The UK needs a new approach to low pay, equality and flexible working

Share Button

A new research paper from the Institute for Employment Studies (IES) claims to identify areas where employers and policymakers should act to reinvigorate their pay and rewards practices to improve employee engagement and productivity. According to the IES, with the likely intensification of current recruitment shortages, skills gaps and the fall in living standards as the UK leaves the European Union, the paper argues that both employers and policymakers should act on three key areas – low pay, gender pay and total rewards – to help halt the relative decline of the UK’s already below-par productivity performance.

The paper, authored by IES head of HR consultancy, Dr Duncan Brown, analyses trends in UK pay and rewards over the past thirty years. It claims to show moves across all sectors towards more market- and performance-related pay and individualised, more flexible reward packages. However, beneath the rhetoric of ‘total’ rewards and aspiring to be a ‘best-place-to-work’, greater risk and precariousness in pay was transferred to employees at the same time as pay differentials escalated and pay fairness took a back-seat. In this context, more action on the areas of low pay, gender pay and total rewards should be a priority, Brown argues.

Since the financial crash in 2008, many UK employers have made use of low-cost reward models and low pay awards which, Brown suggests, go hand-in-hand with stalled pay progression, limited benefits and uncertain working hours. This has prompted recent government intervention on the ‘fairness’ agenda, including new measures to address excessive executive pay and systemic low pay with the National Living Wage.

Dr Duncan Brown, author of the paper, commented: ‘The UK’s productivity woes, lagging behind countries like France and Germany, are partly due to a lack of investment in skills and too many businesses benefiting opportunistically from a prevailing culture of low pay.

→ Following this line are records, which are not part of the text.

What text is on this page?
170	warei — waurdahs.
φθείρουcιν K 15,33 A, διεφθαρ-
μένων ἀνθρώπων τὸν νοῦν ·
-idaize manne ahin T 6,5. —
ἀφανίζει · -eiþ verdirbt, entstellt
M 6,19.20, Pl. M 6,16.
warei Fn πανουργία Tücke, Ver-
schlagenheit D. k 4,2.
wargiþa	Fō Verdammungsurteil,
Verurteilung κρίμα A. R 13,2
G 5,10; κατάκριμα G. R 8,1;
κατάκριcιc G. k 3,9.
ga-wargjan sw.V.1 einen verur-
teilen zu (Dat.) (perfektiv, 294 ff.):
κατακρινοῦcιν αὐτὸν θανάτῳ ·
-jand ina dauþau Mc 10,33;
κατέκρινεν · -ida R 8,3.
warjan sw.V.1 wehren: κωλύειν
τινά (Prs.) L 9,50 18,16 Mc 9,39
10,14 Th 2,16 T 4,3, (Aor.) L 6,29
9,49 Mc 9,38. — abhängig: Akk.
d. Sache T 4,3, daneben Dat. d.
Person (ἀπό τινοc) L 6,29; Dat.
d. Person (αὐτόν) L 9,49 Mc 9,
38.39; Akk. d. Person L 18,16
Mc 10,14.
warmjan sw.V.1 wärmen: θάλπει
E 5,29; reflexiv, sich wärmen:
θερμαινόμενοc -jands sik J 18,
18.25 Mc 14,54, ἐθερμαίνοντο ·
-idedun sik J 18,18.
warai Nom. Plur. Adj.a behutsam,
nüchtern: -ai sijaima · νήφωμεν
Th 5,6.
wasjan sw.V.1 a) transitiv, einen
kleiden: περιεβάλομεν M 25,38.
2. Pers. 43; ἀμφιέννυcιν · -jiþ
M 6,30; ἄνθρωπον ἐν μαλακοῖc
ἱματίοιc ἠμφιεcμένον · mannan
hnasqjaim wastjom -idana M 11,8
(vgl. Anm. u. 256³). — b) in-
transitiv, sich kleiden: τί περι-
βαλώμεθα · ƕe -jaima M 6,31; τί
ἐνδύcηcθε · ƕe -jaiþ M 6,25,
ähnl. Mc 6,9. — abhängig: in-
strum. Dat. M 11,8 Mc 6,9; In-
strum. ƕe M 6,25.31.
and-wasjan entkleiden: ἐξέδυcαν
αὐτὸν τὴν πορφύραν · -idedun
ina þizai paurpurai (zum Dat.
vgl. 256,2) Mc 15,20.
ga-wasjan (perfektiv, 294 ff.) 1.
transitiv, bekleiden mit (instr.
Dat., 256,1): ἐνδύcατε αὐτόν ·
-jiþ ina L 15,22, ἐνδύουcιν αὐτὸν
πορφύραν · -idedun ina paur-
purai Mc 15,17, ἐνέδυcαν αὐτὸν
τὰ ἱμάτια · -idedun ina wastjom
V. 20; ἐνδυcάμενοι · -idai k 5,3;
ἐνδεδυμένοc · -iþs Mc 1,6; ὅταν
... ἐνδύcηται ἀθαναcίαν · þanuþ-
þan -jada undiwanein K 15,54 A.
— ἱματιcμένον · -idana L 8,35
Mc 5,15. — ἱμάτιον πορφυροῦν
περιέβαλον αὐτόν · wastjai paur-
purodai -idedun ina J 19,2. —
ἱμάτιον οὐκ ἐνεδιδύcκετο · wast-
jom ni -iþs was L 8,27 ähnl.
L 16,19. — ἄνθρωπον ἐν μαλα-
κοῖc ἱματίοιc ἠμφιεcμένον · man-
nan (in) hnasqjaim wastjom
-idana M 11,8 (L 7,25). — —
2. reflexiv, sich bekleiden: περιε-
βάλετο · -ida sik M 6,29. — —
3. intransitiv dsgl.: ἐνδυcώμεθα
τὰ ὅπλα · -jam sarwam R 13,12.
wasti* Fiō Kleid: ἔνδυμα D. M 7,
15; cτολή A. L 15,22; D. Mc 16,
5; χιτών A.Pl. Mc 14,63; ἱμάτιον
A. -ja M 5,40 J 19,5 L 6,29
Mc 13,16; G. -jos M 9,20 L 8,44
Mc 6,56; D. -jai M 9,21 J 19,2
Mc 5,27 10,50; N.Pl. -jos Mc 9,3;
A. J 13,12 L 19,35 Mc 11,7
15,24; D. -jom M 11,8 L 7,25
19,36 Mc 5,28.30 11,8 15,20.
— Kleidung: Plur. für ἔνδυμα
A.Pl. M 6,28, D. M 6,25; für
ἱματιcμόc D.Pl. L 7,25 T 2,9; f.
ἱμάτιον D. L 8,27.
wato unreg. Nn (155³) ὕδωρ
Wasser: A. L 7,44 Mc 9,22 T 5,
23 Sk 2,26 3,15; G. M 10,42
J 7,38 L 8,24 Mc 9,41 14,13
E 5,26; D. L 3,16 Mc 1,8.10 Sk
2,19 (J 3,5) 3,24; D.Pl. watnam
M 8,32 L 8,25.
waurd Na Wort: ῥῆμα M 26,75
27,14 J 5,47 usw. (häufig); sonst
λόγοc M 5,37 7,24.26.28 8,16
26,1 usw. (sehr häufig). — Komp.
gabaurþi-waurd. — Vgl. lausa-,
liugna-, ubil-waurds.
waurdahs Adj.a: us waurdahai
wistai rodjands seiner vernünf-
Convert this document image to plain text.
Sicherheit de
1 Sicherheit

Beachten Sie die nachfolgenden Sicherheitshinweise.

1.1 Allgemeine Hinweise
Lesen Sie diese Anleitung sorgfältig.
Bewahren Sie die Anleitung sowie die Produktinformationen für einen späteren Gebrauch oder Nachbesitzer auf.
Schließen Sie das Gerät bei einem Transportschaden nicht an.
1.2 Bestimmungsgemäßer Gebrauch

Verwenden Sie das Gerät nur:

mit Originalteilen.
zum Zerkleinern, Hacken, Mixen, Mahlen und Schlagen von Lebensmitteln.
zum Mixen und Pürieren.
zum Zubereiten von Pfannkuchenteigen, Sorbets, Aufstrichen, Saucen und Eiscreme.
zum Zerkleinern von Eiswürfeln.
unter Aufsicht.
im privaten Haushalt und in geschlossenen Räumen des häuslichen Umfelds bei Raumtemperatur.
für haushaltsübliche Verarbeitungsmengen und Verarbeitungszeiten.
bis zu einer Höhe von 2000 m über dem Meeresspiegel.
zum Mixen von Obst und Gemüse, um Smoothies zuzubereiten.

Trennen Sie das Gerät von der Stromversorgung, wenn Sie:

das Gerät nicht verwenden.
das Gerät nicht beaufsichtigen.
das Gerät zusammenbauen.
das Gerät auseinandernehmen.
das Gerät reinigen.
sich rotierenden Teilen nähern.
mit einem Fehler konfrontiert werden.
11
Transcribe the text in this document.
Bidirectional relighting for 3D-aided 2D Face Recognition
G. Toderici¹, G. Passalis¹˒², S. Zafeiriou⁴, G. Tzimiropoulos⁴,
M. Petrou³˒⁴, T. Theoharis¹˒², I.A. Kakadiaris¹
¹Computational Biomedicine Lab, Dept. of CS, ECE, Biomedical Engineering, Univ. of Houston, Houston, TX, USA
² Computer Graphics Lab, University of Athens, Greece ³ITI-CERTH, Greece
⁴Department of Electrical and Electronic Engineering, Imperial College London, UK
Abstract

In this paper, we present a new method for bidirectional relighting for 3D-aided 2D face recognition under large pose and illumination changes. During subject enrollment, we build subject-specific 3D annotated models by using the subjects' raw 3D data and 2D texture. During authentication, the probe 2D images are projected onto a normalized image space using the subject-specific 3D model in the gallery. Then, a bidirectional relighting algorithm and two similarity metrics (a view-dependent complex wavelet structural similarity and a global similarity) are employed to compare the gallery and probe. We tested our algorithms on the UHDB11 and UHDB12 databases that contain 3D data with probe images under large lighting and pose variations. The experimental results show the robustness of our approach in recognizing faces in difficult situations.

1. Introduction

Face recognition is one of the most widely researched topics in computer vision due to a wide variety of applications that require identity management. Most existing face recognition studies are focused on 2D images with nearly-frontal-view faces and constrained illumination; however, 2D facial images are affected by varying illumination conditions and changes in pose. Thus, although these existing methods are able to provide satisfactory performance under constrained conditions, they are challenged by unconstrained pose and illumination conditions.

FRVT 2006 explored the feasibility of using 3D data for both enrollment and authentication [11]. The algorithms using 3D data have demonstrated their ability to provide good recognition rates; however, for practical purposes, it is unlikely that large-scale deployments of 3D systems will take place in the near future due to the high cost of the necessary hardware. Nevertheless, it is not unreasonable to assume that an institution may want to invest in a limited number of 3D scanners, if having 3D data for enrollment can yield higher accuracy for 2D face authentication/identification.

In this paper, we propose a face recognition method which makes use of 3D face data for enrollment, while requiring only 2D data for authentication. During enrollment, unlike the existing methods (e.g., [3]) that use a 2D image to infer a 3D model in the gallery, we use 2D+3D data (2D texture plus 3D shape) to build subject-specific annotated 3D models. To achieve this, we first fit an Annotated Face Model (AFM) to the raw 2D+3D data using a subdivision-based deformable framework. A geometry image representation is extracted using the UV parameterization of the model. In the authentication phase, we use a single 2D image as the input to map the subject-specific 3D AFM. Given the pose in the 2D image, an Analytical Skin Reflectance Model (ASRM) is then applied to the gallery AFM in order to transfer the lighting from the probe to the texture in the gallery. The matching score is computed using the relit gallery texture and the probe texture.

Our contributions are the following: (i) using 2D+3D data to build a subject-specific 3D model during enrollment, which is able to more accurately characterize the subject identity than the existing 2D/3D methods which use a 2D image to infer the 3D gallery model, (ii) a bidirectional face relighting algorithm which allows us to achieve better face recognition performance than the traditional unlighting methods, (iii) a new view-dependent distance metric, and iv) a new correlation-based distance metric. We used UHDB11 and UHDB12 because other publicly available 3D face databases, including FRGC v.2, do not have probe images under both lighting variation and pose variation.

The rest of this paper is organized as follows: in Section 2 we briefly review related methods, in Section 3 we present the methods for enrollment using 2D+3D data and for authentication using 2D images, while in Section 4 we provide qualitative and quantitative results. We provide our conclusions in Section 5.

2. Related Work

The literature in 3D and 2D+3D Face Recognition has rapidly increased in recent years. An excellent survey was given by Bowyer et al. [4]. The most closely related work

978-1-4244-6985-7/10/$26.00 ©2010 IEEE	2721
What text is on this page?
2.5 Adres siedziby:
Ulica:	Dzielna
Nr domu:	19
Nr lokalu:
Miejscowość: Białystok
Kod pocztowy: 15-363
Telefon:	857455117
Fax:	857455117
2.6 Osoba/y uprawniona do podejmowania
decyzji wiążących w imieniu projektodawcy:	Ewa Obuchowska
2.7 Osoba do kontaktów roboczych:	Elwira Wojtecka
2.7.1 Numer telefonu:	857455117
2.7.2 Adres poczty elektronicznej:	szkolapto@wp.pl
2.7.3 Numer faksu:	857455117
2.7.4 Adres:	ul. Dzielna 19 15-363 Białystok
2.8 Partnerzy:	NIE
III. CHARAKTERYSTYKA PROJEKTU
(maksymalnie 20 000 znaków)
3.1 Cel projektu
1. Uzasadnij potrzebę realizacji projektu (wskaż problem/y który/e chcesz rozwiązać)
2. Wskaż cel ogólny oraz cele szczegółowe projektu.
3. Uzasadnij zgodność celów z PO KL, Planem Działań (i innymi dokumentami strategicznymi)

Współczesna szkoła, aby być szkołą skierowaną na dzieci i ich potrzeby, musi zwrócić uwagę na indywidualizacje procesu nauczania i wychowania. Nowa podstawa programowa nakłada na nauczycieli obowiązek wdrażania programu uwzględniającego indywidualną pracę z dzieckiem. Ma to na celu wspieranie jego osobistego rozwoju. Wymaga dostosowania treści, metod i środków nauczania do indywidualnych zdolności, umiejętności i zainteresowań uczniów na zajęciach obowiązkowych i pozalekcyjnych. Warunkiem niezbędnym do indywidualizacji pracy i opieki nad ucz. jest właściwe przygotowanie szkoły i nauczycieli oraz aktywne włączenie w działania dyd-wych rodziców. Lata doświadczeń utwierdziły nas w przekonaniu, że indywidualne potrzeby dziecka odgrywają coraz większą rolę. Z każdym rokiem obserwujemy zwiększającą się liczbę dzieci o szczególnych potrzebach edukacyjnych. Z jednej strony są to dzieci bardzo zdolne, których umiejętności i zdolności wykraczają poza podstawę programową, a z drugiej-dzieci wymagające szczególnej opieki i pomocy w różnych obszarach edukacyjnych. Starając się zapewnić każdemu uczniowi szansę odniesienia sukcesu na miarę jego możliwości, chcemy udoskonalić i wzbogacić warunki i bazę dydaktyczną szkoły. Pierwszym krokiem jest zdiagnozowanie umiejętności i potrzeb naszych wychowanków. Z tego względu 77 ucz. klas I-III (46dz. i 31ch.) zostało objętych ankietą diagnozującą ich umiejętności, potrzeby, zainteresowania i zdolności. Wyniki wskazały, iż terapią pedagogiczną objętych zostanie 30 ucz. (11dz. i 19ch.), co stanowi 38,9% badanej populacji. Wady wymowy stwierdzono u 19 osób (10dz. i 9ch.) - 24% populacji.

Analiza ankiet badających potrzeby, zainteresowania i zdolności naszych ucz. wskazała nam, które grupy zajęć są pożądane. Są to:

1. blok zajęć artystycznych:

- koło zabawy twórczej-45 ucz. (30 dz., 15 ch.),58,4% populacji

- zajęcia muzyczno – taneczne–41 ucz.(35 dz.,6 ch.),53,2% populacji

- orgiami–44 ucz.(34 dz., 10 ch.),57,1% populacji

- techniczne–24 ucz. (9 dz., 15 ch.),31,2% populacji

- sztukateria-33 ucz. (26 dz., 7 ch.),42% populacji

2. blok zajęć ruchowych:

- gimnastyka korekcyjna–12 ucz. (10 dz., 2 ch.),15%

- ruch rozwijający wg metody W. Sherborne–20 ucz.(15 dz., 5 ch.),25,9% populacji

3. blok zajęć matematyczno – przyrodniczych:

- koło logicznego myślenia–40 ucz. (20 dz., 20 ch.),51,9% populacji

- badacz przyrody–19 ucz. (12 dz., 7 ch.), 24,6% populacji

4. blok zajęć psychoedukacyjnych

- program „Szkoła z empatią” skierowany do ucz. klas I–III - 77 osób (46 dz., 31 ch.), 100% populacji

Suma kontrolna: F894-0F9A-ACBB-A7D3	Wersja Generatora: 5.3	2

IES research suggests that prioritising and balancing the goals of fairness, flexibility and affordability in reward arrangements is essential to tackle the challenges facing the UK economy.’

The publication of the report coincides with news from the Office for National Statistics that the UK has seen the strongest two quarters of productivity growth since the recession of 2008. Output per hour rose 0.8 percent in the three months to December, the Office for National Statistics said. It follows growth of 0.9 percent in the previous period. There was also a better than expected rise in wages. Excluding bonuses, earnings rose by 2.5 percent year-on-year. While average pay has not increased in real terms. But a pick up in wage growth is another sign that the UK economy could be shifting tack.

“There are mixed messages in the data,” Liz Martins, senior economist at HSBC told the BBC. “You’ve got a big rise in unemployment, a big rise in employment and a big rise in the workforce. It’s not clear any one of those in isolation is a start of a trend. If GDP is growing more than the number of people working in it, then productivity will grow as there is more growth per head. It’s not the nicest way to get productivity but it is effective as long as GDP growth doesn’t slow too.”